Charles didn’t judge them or their live choices. It was simple biology, survival instinct. They were outcasts, they did what was necessary. No more, no less. But that had never been an option for him and so he was left with little prospects and a lot of fear-inducing helplessness.

He would have to figure it out on the go, seeing that this was his last day in the orphanage. His morals would only get him so far after all and all the thinking in the world hadn’t helped him with a solution yet.
Tomorrow, they would have one last breakfast together, one last chance to say goodbye to children and young adults who had become the closest thing to family he had since his dad was taken away. He would most likely never see them again. The system was not designed for sentimentality. It was made to select, to sort the seemingly weak from the fighters. And as much as he opposed to this way of categorizing living creatures of any kind, he would still have to convince the people he belonged to the fighters in order to get a real chance for survival. Because dead people didn’t make a difference in these times. There were simply too many of them.

He refused to be another nameless boy, forgotten by the world, cast into one of the pits somewhere outside the city borders. As a child he had to witness injustice on a daily basis and now that he would finally come of age, he could start doing something against it. He just had to figure out how. Charles was determined to carry on with the idea of a just and equal world that his father had planted inside his head at a very young age.
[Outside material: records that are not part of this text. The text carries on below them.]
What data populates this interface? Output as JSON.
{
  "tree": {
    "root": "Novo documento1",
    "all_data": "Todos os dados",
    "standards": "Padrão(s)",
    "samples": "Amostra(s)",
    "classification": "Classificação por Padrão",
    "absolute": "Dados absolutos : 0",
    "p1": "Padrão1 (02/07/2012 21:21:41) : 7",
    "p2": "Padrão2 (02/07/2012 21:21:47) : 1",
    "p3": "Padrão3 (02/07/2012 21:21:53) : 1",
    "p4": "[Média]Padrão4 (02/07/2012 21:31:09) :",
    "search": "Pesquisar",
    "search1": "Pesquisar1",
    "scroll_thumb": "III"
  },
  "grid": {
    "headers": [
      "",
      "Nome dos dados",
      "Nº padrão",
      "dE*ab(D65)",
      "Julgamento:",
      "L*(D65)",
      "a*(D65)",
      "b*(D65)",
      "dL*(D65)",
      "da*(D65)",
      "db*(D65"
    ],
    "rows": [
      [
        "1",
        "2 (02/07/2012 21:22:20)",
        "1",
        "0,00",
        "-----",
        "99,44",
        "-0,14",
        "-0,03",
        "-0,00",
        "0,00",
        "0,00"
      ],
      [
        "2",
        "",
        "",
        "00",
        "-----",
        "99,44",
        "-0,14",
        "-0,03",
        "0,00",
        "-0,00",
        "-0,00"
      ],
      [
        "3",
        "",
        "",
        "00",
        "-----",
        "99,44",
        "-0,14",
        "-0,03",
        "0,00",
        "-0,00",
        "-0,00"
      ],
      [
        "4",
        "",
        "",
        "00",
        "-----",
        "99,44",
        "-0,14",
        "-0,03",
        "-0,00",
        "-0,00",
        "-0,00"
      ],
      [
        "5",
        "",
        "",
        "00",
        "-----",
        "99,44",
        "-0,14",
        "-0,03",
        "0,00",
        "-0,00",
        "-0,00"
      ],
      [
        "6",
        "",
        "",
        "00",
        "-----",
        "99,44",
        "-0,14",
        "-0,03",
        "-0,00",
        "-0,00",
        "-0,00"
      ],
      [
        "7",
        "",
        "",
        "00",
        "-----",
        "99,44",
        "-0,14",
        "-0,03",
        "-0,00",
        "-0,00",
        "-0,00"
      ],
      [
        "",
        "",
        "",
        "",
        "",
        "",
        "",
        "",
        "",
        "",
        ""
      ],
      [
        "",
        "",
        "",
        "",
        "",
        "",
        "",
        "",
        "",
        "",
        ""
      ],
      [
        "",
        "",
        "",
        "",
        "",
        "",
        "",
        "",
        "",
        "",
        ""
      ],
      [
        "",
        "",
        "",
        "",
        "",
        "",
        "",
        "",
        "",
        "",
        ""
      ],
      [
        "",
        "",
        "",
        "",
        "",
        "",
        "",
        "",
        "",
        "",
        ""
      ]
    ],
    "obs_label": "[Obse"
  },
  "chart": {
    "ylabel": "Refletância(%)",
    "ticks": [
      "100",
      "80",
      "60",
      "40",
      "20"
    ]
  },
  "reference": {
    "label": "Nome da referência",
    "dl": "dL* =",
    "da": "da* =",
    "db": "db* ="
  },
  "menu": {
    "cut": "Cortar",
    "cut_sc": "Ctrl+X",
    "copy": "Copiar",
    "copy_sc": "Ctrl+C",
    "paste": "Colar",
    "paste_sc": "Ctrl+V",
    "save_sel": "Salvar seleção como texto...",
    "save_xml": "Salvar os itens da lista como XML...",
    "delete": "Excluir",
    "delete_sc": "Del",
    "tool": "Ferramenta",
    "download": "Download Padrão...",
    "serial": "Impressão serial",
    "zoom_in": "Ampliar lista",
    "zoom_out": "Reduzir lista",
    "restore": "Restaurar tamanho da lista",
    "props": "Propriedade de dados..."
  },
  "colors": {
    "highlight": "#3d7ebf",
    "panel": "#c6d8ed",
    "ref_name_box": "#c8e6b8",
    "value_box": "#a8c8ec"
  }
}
He would live long enough to play his part in it, whatever that might be.

Packing the last of his belongings into the linen bag he arrived with all these years ago, he decided that there was no use in overthink right now as it would only keep him from his much needed last night of proper rest. Taking in a deep breath, he changed into the worn out shirt that served him as a pyjama and forced himself to lay down on his saggy mattress. Making a mental list about the things he had to do once he was back on the streets and homeless calmed Charles down a little bit. It gave him the illusion of having just the tiniest bit of control. Though it couldn’t stop his hands from shaking in anxiety.
He was scared about what would await him after he left the house. He was scared of the uncertainty of his future. He was scared of what he might have to do to pursue his admittedly ambitious goals. But deep down, there was another emotion seeping through the panic. Excitement.
Excitement about the fact that from tomorrow on there would be no excuses any longer, no hiding, no going back. No one was to make him a bystander in his own life anymore.

Those were the kind of thoughts he concentrated on, while he finally drifted off into a restless sleep.